The 1956 court that set the precedent couldn’t have imagined that public unions would come to replace the corrupt political machines that reformers had spent the last half-century trying to eliminate. Alito points out that “because the lawsuit had been filed shortly after the collective-bargaining agreement was approved, the record contained no evidence that the union had actually engaged in political or ideological activities.”
Five years later, the court gave a little more thought to the question of involuntary association, and decided that even compulsory bar membership for attorneys went too far. Justice William O. Douglas, the swing vote in both cases, wrote, “Once we approve this measure, we sanction a device where men and women in almost any profession or calling can be at least partially regimented behind causes which they oppose…we practically give carte blanche to any legislature to put at least professional people into goose-stepping brigades. Those brigades are not compatible with the First Amendment.”
The Abood court simply forgot about those First Amendment protections, in Alito’s view, instead focusing on the unions’ practical need to prevent “nonmembers from free-riding on the union’s efforts,” as though that were a constitutional question.
The image of goose-stepping brigades might seem a cliché in the present day, so let’s put the constitutional principle that Justice Douglas identified in modern terms: nobody should be compelled to associate with a union that makes employee termination so difficult that rather than firing a hellbound degenerate like Mark Berndt, a teacher who spoon-fed his own semen to blindfolded third-graders, a school district would quietly pay him $40,000 to retire.
The California Teachers Association is just such a villain, and ten teachers who want nothing to do with the union have filed a lawsuit with some high-profile backers that many observers believe is headed straight for the Supreme Court docket.
The unions derive much of their political power from their undeserved grip on government worker pay. They’ve abused that power to run up more than $4 trillion in unfunded pension benefits the rest of us now owe them. Unless the court fixes a 37-year-old mistake, state and local governments have little chance of fixing their own, and the debts will cause widespread municipal bankruptcy, busted pension systems, and abandoned pensioners.

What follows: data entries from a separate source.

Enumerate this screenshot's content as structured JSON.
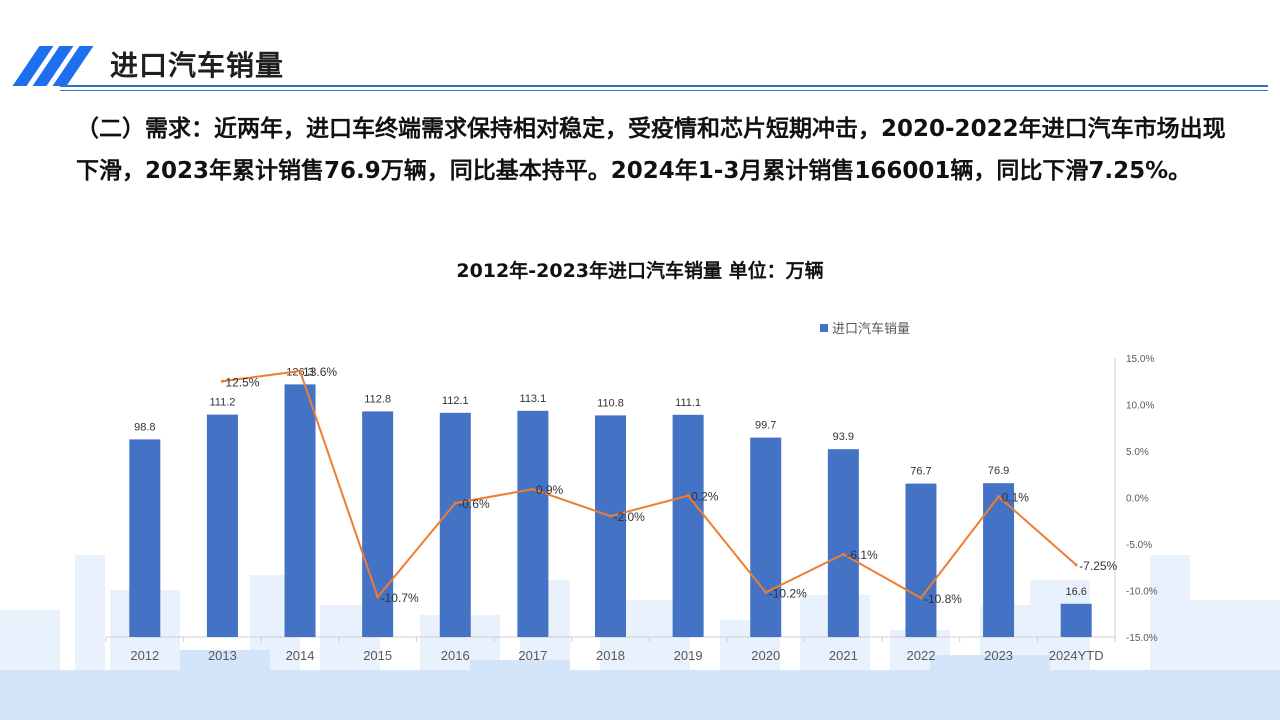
{
  "header": {
    "title": "进口汽车销量"
  },
  "description": "（二）需求：近两年，进口车终端需求保持相对稳定，受疫情和芯片短期冲击，2020-2022年进口汽车市场出现下滑，2023年累计销售76.9万辆，同比基本持平。2024年1-3月累计销售166001辆，同比下滑7.25%。",
  "chart_data": {
    "type": "bar",
    "title": "2012年-2023年进口汽车销量  单位：万辆",
    "categories": [
      "2012",
      "2013",
      "2014",
      "2015",
      "2016",
      "2017",
      "2018",
      "2019",
      "2020",
      "2021",
      "2022",
      "2023",
      "2024YTD"
    ],
    "series": [
      {
        "name": "进口汽车销量",
        "type": "bar",
        "axis": "left",
        "color": "#4472c4",
        "values": [
          98.8,
          111.2,
          126.3,
          112.8,
          112.1,
          113.1,
          110.8,
          111.1,
          99.7,
          93.9,
          76.7,
          76.9,
          16.6
        ],
        "labels": [
          "98.8",
          "111.2",
          "126.3",
          "112.8",
          "112.1",
          "113.1",
          "110.8",
          "111.1",
          "99.7",
          "93.9",
          "76.7",
          "76.9",
          "16.6"
        ]
      },
      {
        "type": "line",
        "axis": "right",
        "color": "#ed7d31",
        "values": [
          null,
          12.5,
          13.6,
          -10.7,
          -0.6,
          0.9,
          -2.0,
          0.2,
          -10.2,
          -6.1,
          -10.8,
          0.1,
          -7.25
        ],
        "labels": [
          "",
          "12.5%",
          "13.6%",
          "-10.7%",
          "-0.6%",
          "0.9%",
          "-2.0%",
          "0.2%",
          "-10.2%",
          "-6.1%",
          "-10.8%",
          "0.1%",
          "-7.25%"
        ]
      }
    ],
    "y2_ticks": [
      "15.0%",
      "10.0%",
      "5.0%",
      "0.0%",
      "-5.0%",
      "-10.0%",
      "-15.0%"
    ],
    "y2lim": [
      -15,
      15
    ],
    "legend": "top",
    "grid": false
  }
}
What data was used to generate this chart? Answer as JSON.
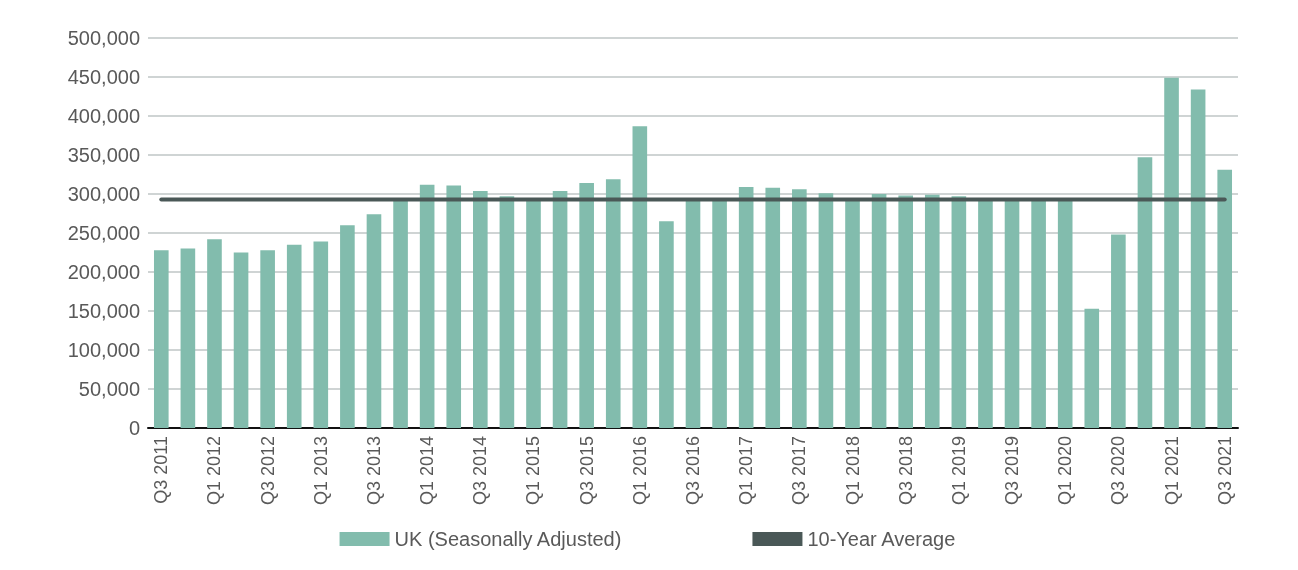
{
  "chart_data": {
    "type": "bar",
    "categories": [
      "Q3 2011",
      null,
      "Q1 2012",
      null,
      "Q3 2012",
      null,
      "Q1 2013",
      null,
      "Q3 2013",
      null,
      "Q1 2014",
      null,
      "Q3 2014",
      null,
      "Q1 2015",
      null,
      "Q3 2015",
      null,
      "Q1 2016",
      null,
      "Q3 2016",
      null,
      "Q1 2017",
      null,
      "Q3 2017",
      null,
      "Q1 2018",
      null,
      "Q3 2018",
      null,
      "Q1 2019",
      null,
      "Q3 2019",
      null,
      "Q1 2020",
      null,
      "Q3 2020",
      null,
      "Q1 2021",
      null,
      "Q3 2021"
    ],
    "series": [
      {
        "name": "UK (Seasonally Adjusted)",
        "color": "#82bcad",
        "values": [
          228000,
          230000,
          242000,
          225000,
          228000,
          235000,
          239000,
          260000,
          274000,
          292000,
          312000,
          311000,
          304000,
          297000,
          294000,
          304000,
          314000,
          319000,
          387000,
          265000,
          293000,
          294000,
          309000,
          308000,
          306000,
          301000,
          294000,
          300000,
          298000,
          299000,
          297000,
          293000,
          293000,
          293000,
          293000,
          153000,
          248000,
          347000,
          449000,
          434000,
          331000
        ]
      },
      {
        "name": "10-Year Average",
        "type": "line",
        "color": "#4a5857",
        "values": [
          293000,
          293000,
          293000,
          293000,
          293000,
          293000,
          293000,
          293000,
          293000,
          293000,
          293000,
          293000,
          293000,
          293000,
          293000,
          293000,
          293000,
          293000,
          293000,
          293000,
          293000,
          293000,
          293000,
          293000,
          293000,
          293000,
          293000,
          293000,
          293000,
          293000,
          293000,
          293000,
          293000,
          293000,
          293000,
          293000,
          293000,
          293000,
          293000,
          293000,
          293000
        ]
      }
    ],
    "ylim": [
      0,
      500000
    ],
    "yticks": [
      0,
      {
        "value": 50000,
        "label": "50,000"
      },
      {
        "value": 100000,
        "label": "100,000"
      },
      {
        "value": 150000,
        "label": "150,000"
      },
      {
        "value": 200000,
        "label": "200,000"
      },
      {
        "value": 250000,
        "label": "250,000"
      },
      {
        "value": 300000,
        "label": "300,000"
      },
      {
        "value": 350000,
        "label": "350,000"
      },
      {
        "value": 400000,
        "label": "400,000"
      },
      {
        "value": 450000,
        "label": "450,000"
      },
      {
        "value": 500000,
        "label": "500,000"
      }
    ],
    "grid": "y",
    "legend": "bottom",
    "marker": "none",
    "line_style": "solid"
  }
}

That prospect, Justice Elena Kagan would like you to know, is none of your concern. In her dissenting opinion for the minority, Kagan writes that “this Court has never come close to holding that any matter of public employment affecting public spending (which is to say most such matters) becomes for that reason alone an issue of public concern.”
She scoffs at those public employees who don’t want to take part in the looting or associate with the Berndt defense league, and refuses to accept their rejection of unionism as a constitutionally protected political act: “That view of the First Amendment interests at stake blinks decades’ worth of this Court’s precedent,” she writes (and yes, she really used the word blink that way). “Our decisions…teach that internal workplace speech about public employees’ wages, benefits, and such — that is, the prosaic stuff of collective bargaining — does not become speech of ‘public concern’ just because those employment terms may have broader consequence.”
Those consequences may be broad enough to swallow entire cities and state economies, but we’re supposed to ignore them, because that’s what the court has taught us?